Since then, I’ve linked to several articles (which I can’t find the links to just now) arguing that the Republicans will survive. One argument is that they’ll moderate their policies to stay in the game, no matter how unlikely that seems now. Another is that they’ll simply shift gears: If Hispanics become acceptable, they’ll find some other minority to target (similar to how past threats to the White Race faded without ending white racial fears). Thinking it over, I suspect both positions are right: Republicans will shift on some points, stand firm on others:
•Gay rights. I’m pretty sure that if I live as long as I hope to, I’ll see Republicans embrace gay marriage. Anti-gay activism won’t disappear but it’ll become a fringe rather than mainstream, as unthinkable as openly endorsing a return to Jim Crow. Support for gay rights is so overwhelming among people 30 and under, I don’t think there’s any way the Repubs can keep it up (or will even want to).
•Hispanics. I suspect that likewise I’ll die seeing Latinos lumped in with white people. Anti-immigration fever may still be around, but they’ll fixate on some other threat to racial purity.

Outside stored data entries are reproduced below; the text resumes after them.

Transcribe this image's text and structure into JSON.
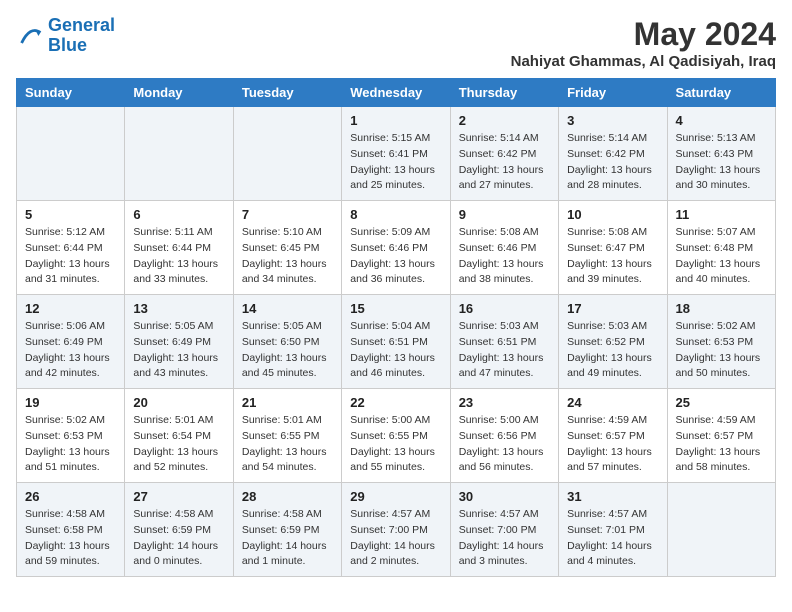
{
  "logo": {
    "line1": "General",
    "line2": "Blue"
  },
  "title": "May 2024",
  "location": "Nahiyat Ghammas, Al Qadisiyah, Iraq",
  "days_of_week": [
    "Sunday",
    "Monday",
    "Tuesday",
    "Wednesday",
    "Thursday",
    "Friday",
    "Saturday"
  ],
  "weeks": [
    [
      {
        "day": "",
        "info": ""
      },
      {
        "day": "",
        "info": ""
      },
      {
        "day": "",
        "info": ""
      },
      {
        "day": "1",
        "info": "Sunrise: 5:15 AM\nSunset: 6:41 PM\nDaylight: 13 hours\nand 25 minutes."
      },
      {
        "day": "2",
        "info": "Sunrise: 5:14 AM\nSunset: 6:42 PM\nDaylight: 13 hours\nand 27 minutes."
      },
      {
        "day": "3",
        "info": "Sunrise: 5:14 AM\nSunset: 6:42 PM\nDaylight: 13 hours\nand 28 minutes."
      },
      {
        "day": "4",
        "info": "Sunrise: 5:13 AM\nSunset: 6:43 PM\nDaylight: 13 hours\nand 30 minutes."
      }
    ],
    [
      {
        "day": "5",
        "info": "Sunrise: 5:12 AM\nSunset: 6:44 PM\nDaylight: 13 hours\nand 31 minutes."
      },
      {
        "day": "6",
        "info": "Sunrise: 5:11 AM\nSunset: 6:44 PM\nDaylight: 13 hours\nand 33 minutes."
      },
      {
        "day": "7",
        "info": "Sunrise: 5:10 AM\nSunset: 6:45 PM\nDaylight: 13 hours\nand 34 minutes."
      },
      {
        "day": "8",
        "info": "Sunrise: 5:09 AM\nSunset: 6:46 PM\nDaylight: 13 hours\nand 36 minutes."
      },
      {
        "day": "9",
        "info": "Sunrise: 5:08 AM\nSunset: 6:46 PM\nDaylight: 13 hours\nand 38 minutes."
      },
      {
        "day": "10",
        "info": "Sunrise: 5:08 AM\nSunset: 6:47 PM\nDaylight: 13 hours\nand 39 minutes."
      },
      {
        "day": "11",
        "info": "Sunrise: 5:07 AM\nSunset: 6:48 PM\nDaylight: 13 hours\nand 40 minutes."
      }
    ],
    [
      {
        "day": "12",
        "info": "Sunrise: 5:06 AM\nSunset: 6:49 PM\nDaylight: 13 hours\nand 42 minutes."
      },
      {
        "day": "13",
        "info": "Sunrise: 5:05 AM\nSunset: 6:49 PM\nDaylight: 13 hours\nand 43 minutes."
      },
      {
        "day": "14",
        "info": "Sunrise: 5:05 AM\nSunset: 6:50 PM\nDaylight: 13 hours\nand 45 minutes."
      },
      {
        "day": "15",
        "info": "Sunrise: 5:04 AM\nSunset: 6:51 PM\nDaylight: 13 hours\nand 46 minutes."
      },
      {
        "day": "16",
        "info": "Sunrise: 5:03 AM\nSunset: 6:51 PM\nDaylight: 13 hours\nand 47 minutes."
      },
      {
        "day": "17",
        "info": "Sunrise: 5:03 AM\nSunset: 6:52 PM\nDaylight: 13 hours\nand 49 minutes."
      },
      {
        "day": "18",
        "info": "Sunrise: 5:02 AM\nSunset: 6:53 PM\nDaylight: 13 hours\nand 50 minutes."
      }
    ],
    [
      {
        "day": "19",
        "info": "Sunrise: 5:02 AM\nSunset: 6:53 PM\nDaylight: 13 hours\nand 51 minutes."
      },
      {
        "day": "20",
        "info": "Sunrise: 5:01 AM\nSunset: 6:54 PM\nDaylight: 13 hours\nand 52 minutes."
      },
      {
        "day": "21",
        "info": "Sunrise: 5:01 AM\nSunset: 6:55 PM\nDaylight: 13 hours\nand 54 minutes."
      },
      {
        "day": "22",
        "info": "Sunrise: 5:00 AM\nSunset: 6:55 PM\nDaylight: 13 hours\nand 55 minutes."
      },
      {
        "day": "23",
        "info": "Sunrise: 5:00 AM\nSunset: 6:56 PM\nDaylight: 13 hours\nand 56 minutes."
      },
      {
        "day": "24",
        "info": "Sunrise: 4:59 AM\nSunset: 6:57 PM\nDaylight: 13 hours\nand 57 minutes."
      },
      {
        "day": "25",
        "info": "Sunrise: 4:59 AM\nSunset: 6:57 PM\nDaylight: 13 hours\nand 58 minutes."
      }
    ],
    [
      {
        "day": "26",
        "info": "Sunrise: 4:58 AM\nSunset: 6:58 PM\nDaylight: 13 hours\nand 59 minutes."
      },
      {
        "day": "27",
        "info": "Sunrise: 4:58 AM\nSunset: 6:59 PM\nDaylight: 14 hours\nand 0 minutes."
      },
      {
        "day": "28",
        "info": "Sunrise: 4:58 AM\nSunset: 6:59 PM\nDaylight: 14 hours\nand 1 minute."
      },
      {
        "day": "29",
        "info": "Sunrise: 4:57 AM\nSunset: 7:00 PM\nDaylight: 14 hours\nand 2 minutes."
      },
      {
        "day": "30",
        "info": "Sunrise: 4:57 AM\nSunset: 7:00 PM\nDaylight: 14 hours\nand 3 minutes."
      },
      {
        "day": "31",
        "info": "Sunrise: 4:57 AM\nSunset: 7:01 PM\nDaylight: 14 hours\nand 4 minutes."
      },
      {
        "day": "",
        "info": ""
      }
    ]
  ]
}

•Blacks. White/black issues run deeper than any other racial questions in America. While I think we’ll see continuing improvement, I suspect the racial gap is woven deeper than can be knitted back together in my lifetime. Partly because it’s wrapped up with so much about America’s past that many people would rather not think of.
•Feminism. Women will keep making gains and the right will keep pushing back (as I’ve noted before). A patriarchal system is just too important to too many people, it affects too many people (equal rights for women change more people’s lives than gay marriage—and for some people, that’s not a good thing) and unlike homophobia, it’s not shifting that much as the generations change. And even having successful women on the right (Michele Bachman, SE Cupp, Condoleeza Rice) doesn’t disturb the underlying paradigm (they can be written off as outliers, or as specially chosen by God, and therefore an exception).
•Religion. I’m not sure on this one. The role of religion has shifted, ebbed and flowed in public life over the decades. At the moment, for a large chunk of evangelicals, the measure of their godliness is how Republican they are. Will their be enough of a base to keep Republicans wedded to conservative Christianity in years to come? Or will they shift? And how will the change in core issues (even among younger evangelicals, there’s higher support for gay marriage) affect the link? I guess we’ll see.
•Economy. I doubt we’ll see much of a change on this one. Deregulation will remain a passion, ditto union-busting, increasing power to corporations—hell, it will probably be even more mainstream in 30 years (I do hope I’m wrong on that one).
Time will tell how good a precog I am.